Wer ist Jesus für mich?

(21. Sonntag im Lesejahr A; Mt 16, 13 - 20)

 

„TU ES PETRUS ET SUPER HANC PETRUM AEDIFICABO ECCLESIAM MEAM“ – so steht es in mannshohen Buchstaben in der Kuppel des Petersdomes.

„Du bist Petrus. Und auf diesen Felsen werde ich meine Kirche bauen.“

 

Liebe Schwestern und Brüder!

Als katholische Christen denken wir bei diesen Worten an die Einsetzung des Papstamtes und an die Zusage Jesu, dass die Kirche nicht untergehen wird.

Und gewiss kann uns dieses Wort Jesu an Petrus in allen Stürmen, die der Kirche von außen und innen drohen, Ermutigung und Halt sein.

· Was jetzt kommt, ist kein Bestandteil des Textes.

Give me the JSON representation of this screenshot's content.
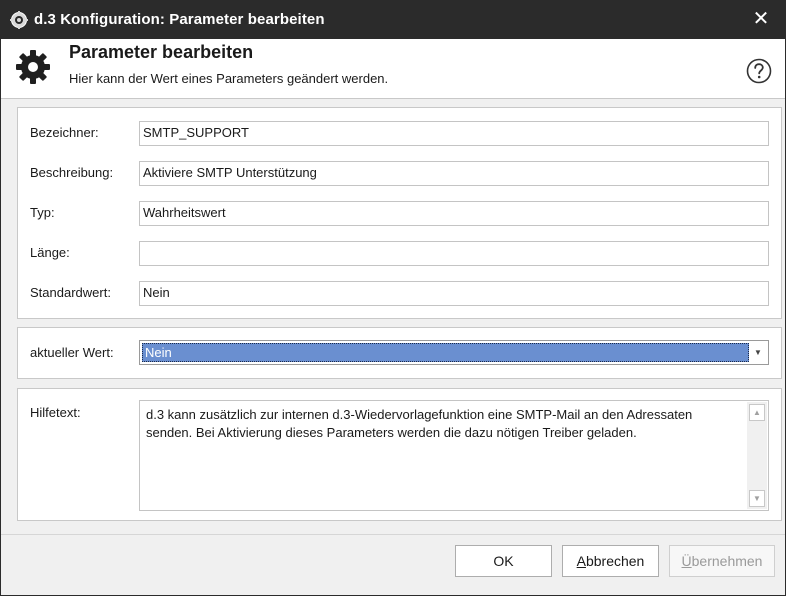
{
  "window": {
    "title": "d.3 Konfiguration: Parameter bearbeiten",
    "close_glyph": "✕"
  },
  "header": {
    "title": "Parameter bearbeiten",
    "subtitle": "Hier kann der Wert eines Parameters geändert werden.",
    "icon": "gear-icon",
    "help_icon": "help-circle-icon"
  },
  "fields": {
    "bezeichner": {
      "label": "Bezeichner:",
      "value": "SMTP_SUPPORT"
    },
    "beschreibung": {
      "label": "Beschreibung:",
      "value": "Aktiviere SMTP Unterstützung"
    },
    "typ": {
      "label": "Typ:",
      "value": "Wahrheitswert"
    },
    "laenge": {
      "label": "Länge:",
      "value": ""
    },
    "standardwert": {
      "label": "Standardwert:",
      "value": "Nein"
    }
  },
  "current": {
    "label": "aktueller Wert:",
    "selected": "Nein"
  },
  "helptext": {
    "label": "Hilfetext:",
    "text": "d.3 kann zusätzlich zur internen d.3-Wiedervorlagefunktion eine SMTP-Mail an den Adressaten senden. Bei Aktivierung dieses Parameters werden die dazu nötigen Treiber geladen."
  },
  "buttons": {
    "ok": "OK",
    "cancel_mnemonic": "A",
    "cancel_rest": "bbrechen",
    "apply_mnemonic": "Ü",
    "apply_rest": "bernehmen"
  },
  "colors": {
    "titlebar": "#2b2b2b",
    "selection": "#6a8fd0",
    "dialog_bg": "#f0f0f0"
  }
}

Aber es geht im heutigen Evangelium gar nicht ausschließlich und in erster Linie um den Primat des Petrus und damit des Bischofs von Rom. Damit ist unser Evangelium längst nicht ausgeschöpft.

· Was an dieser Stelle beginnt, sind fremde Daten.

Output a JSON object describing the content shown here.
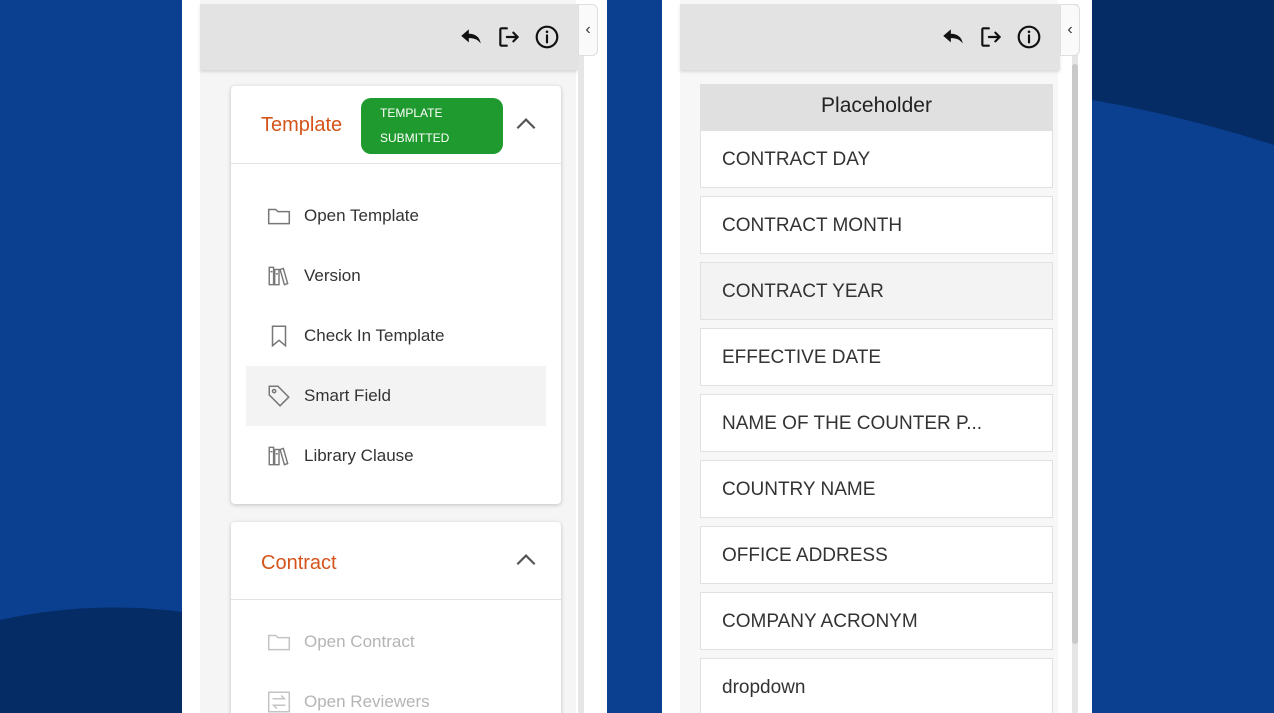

Der meines Erachtens wichtigste Satz des Evangeliums steht vorher. Es ist das Bekenntnis des Petrus zu Jesus:

„Du bist Christus, der Sohn des lebendigen Gottes!“

 

Jesus selbst hat dieses Bekenntnis provoziert durch zwei Fragen.

Die erste ist allgemein gestellt:

„Für wen halten die Leute den Menschensohn?“

Also: Was denkt und spricht man über mich?

Wer bin ich nach Meinung der Leute?

Die zweite Frage richtet Jesus direkt an die Jünger:

„Ihr aber, für wen haltet ihr mich?“

 

Petrus macht sich – wie bei anderen Gelegenheiten auch – zum Sprecher aller und legt das großartige Bekenntnis ab:

„Du bist Christus, der Sohn des lebendigen Gottes!“

 

Liebe Schwestern und Brüder!

Die Frage: „Für wen haltet ihr mich?“ ist mit der Antwort des Petrus nicht erledigt!

Es geht – wie immer im Evangelium – je neu um uns selbst!

Was halten wir von Jesus? Was halte ich von ihm? Wer ist er für mich?

Wir sind gefragt! Was bedeutet Jesus dir und mir im täglichen Leben?

Merken Sie, wie da die Frage ganz persönlich wird?

 

Stellen Sie sich vor, ich hätte beim Vortragen des Evangeliums an dieser Stelle, bei dieser Frage Halt gemacht.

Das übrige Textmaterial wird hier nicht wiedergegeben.